This is PART 2 of 3 (Chapters 10-21 of 30).
You can read Part 2 one week ahead of release of the full-length eBook and paperback.
Sarah completes her preliminary nurse training, and finds her feet with staff and patients alike, under the watchful eye of the stern matron.
It’s the end of the swinging sixties, Britain is changing and the everyday life of the nurses and patients plays out against a backdrop of a failing government, strikes, immigration and women’s lib. Nurse Sarah Hill, together with her companions – the serious minded, politicised Maddox, the quick-witted Lynch, who falls in love with an upper-crust young doctor, golden girl Nursery Nurse Appleton, and ex-musical hall star turned midwife Wade – is thrown in straight at the deep end.
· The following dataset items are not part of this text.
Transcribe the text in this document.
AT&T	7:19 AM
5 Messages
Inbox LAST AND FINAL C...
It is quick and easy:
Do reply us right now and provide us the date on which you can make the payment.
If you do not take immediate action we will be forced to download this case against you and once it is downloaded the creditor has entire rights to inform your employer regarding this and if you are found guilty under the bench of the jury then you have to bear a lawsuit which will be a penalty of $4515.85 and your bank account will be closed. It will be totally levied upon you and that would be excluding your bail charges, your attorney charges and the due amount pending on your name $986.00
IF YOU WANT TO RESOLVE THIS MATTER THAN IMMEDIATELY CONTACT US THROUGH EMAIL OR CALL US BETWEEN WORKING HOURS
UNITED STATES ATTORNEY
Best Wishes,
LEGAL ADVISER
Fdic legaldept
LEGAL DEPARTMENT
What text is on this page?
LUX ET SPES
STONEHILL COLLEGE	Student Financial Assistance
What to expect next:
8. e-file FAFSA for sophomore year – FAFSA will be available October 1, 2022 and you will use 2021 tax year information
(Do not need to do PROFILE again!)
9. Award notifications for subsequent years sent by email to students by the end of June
Funny, warm and deeply moving, Sarah Beeson’s poignant memoir captures both the heartache and happiness of hospital life and 1970s London through the eyes of a gentle but determined young nurse.
In 1969, 17-year-old Sarah arrived in Hackney in the East End of London to begin her nursing career. Six years later she went into health visiting, practising for over 35 years in Kent and Staffordshire, and building up a lifetime's expertise and stories through working with babies and families. In 1998 Sarah received the Queen’s Institute for Nursing Award and in 2006 was awarded an MBE for Services to Children and Families by Queen Elizabeth II. She later married and became Sarah Beeson. Now she divides her time between Staffordshire and London.